Questionamentos oscilantes.
Eu vim escrever. Não estou bem. Estou sem sono.
Pedi demissão. Arrumei um novo emprego.
Estava contente em ficar em casa e agora não estou mais. O que fez oscilar esse sentimento?
Escrevendo agora percebo que, desde muito tempo, minha intenção era minha autoanálise. Isso é psicanálise. Atualmente tenho ajuda da Débora, quem eu encontro uma vez na semana e converso durante 45 minutos sobre coisas que eu acumulo durante ao longo da semana.
Eu quero entender tantos sentimentos. Esse sentimento de insegurança. O que está acontecendo? Tem algo de errado nessa relação...
Hoje foi um dia de lembrar do meu pai. Eu senti ele presente em vários momentos do meu dia. Eu e minha mãe voltamos no dia da noticia. Não sei se, agora, é isso que está me abalando.
O que me trouxe aqui foi a reflexão sobre o que é um relacionamento pleno. O meu relacionamento tem me trazido diversos questionamentos. Sobre mim... sobre ele... sobre nós dois. Eu quero e preciso organizar esses questionamentos. Preciso entender de onde isso parte e o que, de fato, acontece aqui dentro ou ali nesse meio, que me deixa, por exemplo, sem dormir hoje.
Eu me sinto sozinha constantemente. Por que isso acontece?
Eu sinto que tem algo de errado ali. Que não há uma demonstração de carinho e amor suficiente ou uma demonstração que, sei lá, me deixe confiante de que tenho algo real.
Eu me pergunto se isso é intuição feminina ou meramente uma insegurança de uma pessoa ansiosa e que parece atrair conflito.
Agora estou me questionando o que é atrair conflito. De fato, questionar sobre a veracidade da reciprocidade e sobre estar confortável ou não em uma relação NÃO é um conflito, mas algo que as vezes pode gerar desconforto. E desconforto é necessário. Eu aprendi com a Débora que nem todo mundo está pronto para vasculhar seu eu interior e o seu passado. E talvez, seja desse desconforto que eu esteja falando quando eu me refiro: atrair conflito.
Eu sinto o Lucas distante. Por que eu sinto isso?
Agora por exemplo, ele está dormindo, na minha frente, enquanto eu estou no volume mais alto do meu fone de ouvido, pensando sobre nós. Ele percebeu que eu não estava bem e acredito que não quis continuar a conversa. Talvez pelo fato de que já tivemos essa conversas inúmeras vezes e talvez ele simplesmente não aguente e acredite que "amanhã passa".
O meu sentimento nesse momento é de que eu preciso de um tempo. De que NÓS precisamos de um tempo. Eu tenho dúvidas sobre o EU e NÓS. Quem, de fato, precisa de um tempo?
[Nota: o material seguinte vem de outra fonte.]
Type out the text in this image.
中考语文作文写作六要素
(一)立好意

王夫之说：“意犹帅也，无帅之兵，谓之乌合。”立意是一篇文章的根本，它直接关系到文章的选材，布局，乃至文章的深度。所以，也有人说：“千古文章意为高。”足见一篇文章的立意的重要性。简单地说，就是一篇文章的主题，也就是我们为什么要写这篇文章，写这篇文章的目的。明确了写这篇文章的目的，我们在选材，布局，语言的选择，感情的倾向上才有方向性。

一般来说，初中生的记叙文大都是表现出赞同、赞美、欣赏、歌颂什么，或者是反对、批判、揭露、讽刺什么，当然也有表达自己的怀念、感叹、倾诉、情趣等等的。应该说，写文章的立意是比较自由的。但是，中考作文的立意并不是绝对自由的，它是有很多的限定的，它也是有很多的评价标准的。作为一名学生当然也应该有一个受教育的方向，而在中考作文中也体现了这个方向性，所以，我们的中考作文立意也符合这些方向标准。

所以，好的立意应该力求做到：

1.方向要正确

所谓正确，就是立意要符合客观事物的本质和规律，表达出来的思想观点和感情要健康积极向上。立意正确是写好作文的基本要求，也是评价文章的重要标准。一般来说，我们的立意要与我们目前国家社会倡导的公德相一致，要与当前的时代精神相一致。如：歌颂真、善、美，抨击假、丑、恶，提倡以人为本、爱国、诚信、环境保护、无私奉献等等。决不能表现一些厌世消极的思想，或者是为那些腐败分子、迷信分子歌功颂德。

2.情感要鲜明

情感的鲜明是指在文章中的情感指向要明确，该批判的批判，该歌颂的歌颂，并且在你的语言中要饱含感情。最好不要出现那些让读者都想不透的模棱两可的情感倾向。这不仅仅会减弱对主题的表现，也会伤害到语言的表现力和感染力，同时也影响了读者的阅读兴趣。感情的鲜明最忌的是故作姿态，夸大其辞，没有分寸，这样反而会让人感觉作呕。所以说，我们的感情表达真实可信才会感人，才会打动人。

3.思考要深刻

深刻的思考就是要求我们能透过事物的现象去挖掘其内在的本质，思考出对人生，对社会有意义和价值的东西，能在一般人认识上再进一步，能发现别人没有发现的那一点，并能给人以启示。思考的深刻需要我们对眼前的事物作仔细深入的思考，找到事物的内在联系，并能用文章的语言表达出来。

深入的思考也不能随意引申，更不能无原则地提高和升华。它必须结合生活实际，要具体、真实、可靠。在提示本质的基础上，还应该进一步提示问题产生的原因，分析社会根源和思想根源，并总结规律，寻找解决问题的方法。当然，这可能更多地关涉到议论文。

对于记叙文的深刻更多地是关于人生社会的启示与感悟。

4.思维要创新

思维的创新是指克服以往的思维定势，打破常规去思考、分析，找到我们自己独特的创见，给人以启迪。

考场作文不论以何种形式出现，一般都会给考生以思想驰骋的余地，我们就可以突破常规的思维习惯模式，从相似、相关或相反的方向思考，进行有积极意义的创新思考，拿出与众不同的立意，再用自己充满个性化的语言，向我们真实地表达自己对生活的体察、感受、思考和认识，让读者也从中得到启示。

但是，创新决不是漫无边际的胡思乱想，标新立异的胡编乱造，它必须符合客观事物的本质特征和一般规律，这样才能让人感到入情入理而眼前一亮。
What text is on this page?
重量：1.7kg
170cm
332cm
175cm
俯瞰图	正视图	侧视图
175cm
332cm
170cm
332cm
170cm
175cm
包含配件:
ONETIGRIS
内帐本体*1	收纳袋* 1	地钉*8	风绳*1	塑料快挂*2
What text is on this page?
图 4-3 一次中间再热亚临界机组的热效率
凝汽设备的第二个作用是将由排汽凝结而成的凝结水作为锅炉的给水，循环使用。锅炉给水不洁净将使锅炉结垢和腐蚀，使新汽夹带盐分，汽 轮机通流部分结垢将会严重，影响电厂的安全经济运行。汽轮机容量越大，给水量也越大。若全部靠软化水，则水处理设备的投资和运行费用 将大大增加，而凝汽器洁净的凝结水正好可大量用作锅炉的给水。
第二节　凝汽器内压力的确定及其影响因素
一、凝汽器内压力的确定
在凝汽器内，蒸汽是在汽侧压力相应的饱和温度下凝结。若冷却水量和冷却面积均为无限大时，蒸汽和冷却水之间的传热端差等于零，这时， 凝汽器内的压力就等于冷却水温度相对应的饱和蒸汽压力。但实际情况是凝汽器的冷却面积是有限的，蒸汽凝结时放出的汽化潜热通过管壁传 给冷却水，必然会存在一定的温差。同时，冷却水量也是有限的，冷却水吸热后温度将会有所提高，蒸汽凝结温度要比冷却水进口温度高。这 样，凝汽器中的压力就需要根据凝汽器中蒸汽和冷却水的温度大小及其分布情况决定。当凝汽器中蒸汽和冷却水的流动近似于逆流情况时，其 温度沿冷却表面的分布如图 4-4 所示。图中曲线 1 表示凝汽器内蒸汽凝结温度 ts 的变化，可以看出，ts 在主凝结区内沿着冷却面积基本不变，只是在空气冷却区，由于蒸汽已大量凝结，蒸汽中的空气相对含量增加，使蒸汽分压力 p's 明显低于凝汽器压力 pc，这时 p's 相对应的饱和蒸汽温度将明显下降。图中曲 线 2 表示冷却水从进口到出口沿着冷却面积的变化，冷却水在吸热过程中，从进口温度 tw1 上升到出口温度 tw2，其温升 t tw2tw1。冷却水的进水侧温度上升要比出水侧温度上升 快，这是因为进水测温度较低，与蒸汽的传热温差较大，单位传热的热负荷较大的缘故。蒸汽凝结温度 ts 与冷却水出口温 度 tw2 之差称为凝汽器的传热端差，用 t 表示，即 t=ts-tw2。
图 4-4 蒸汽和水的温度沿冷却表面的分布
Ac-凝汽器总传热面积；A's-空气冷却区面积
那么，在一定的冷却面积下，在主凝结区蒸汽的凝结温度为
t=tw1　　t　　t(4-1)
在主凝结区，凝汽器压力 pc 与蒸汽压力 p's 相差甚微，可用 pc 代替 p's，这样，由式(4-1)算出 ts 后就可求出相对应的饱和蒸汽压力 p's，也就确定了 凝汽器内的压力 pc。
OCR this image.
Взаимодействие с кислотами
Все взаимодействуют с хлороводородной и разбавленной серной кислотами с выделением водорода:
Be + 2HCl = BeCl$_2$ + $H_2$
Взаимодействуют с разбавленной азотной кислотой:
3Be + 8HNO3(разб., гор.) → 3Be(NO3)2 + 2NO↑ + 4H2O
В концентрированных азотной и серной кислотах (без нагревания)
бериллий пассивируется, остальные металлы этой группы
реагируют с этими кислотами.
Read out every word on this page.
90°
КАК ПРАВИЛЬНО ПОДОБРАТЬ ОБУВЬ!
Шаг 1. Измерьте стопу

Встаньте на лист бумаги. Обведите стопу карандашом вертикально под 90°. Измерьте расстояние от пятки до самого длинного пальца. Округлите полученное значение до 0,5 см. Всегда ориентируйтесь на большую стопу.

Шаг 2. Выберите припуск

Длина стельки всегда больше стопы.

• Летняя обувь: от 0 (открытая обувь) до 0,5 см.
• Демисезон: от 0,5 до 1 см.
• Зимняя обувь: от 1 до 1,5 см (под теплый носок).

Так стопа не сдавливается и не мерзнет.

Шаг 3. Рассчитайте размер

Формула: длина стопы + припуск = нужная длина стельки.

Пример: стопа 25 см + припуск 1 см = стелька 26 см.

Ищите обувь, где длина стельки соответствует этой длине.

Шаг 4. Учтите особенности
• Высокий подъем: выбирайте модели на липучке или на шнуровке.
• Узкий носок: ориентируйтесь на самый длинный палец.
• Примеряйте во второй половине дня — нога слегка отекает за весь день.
Acho que esse vai ser o tema do meu próximo encontro com a Débora.
Eu busco tentar entender. Buscar algumas resposta, embora eu saiba que só ele pode me dar. "Ele está muito preocupado com o trabalho", "ele está cansado", "ele não sabe se expressar"... E quando falamos sobre isso, de alguma forma, a atenção volta para mim. "eu não estou compreendendo e entendendo o momento dele".
Como manter a integridade dentro desse contexto?
O que é ter um relacionamento pleno? O que é PARA MIM?
Nesse momento, entender que ele precisa descansar pois amanhã terá um dia cheio. OK. Mas não entender o motivo pelo qual fomos almoçar hoje e ele agiu de forma grosseira (com a mãe dele), mau humorada (comigo) e não demonstrou algum gesto de carinho ou afeto enquanto estávamos juntos.
Será que eu desaprendi a gostar do jeito dele? Me incomodando com atitudes que, de fato, são dele? Um dia eu gostei delas?
Voltamos para casa e eu precisei ir no médico. Ele insistiu em me acompanhar. Embora, eu tenha visto na cara dele que ele não queria e eu tivesse insistido para que ele ficasse, demonstrando que realmente não iria me importar em ir sozinha, ele falou: vou com você, vai que acontece alguma coisa. Ok.
Chegando em casa, cada um no seu mundo. E agora, assim estamos. Será que eu não sei respeitar esse tempo?
Eu tive vontade de apagar nosso story. Uma foto minha, dele e de nossas mães. Eu adorei nosso dia. Mas quando percebi a tal falta de demonstração de afeto, eu pensei que não fazia sentido postar aquela foto. Mas pensei duas vezes e não exclui. Talvez seja um problema que eu tenha que trabalhar. E a situação está voltando PRA MIM, de novo.
Sou eu que faço isso comigo?
Eu vim falar do meu pai e falei de mim?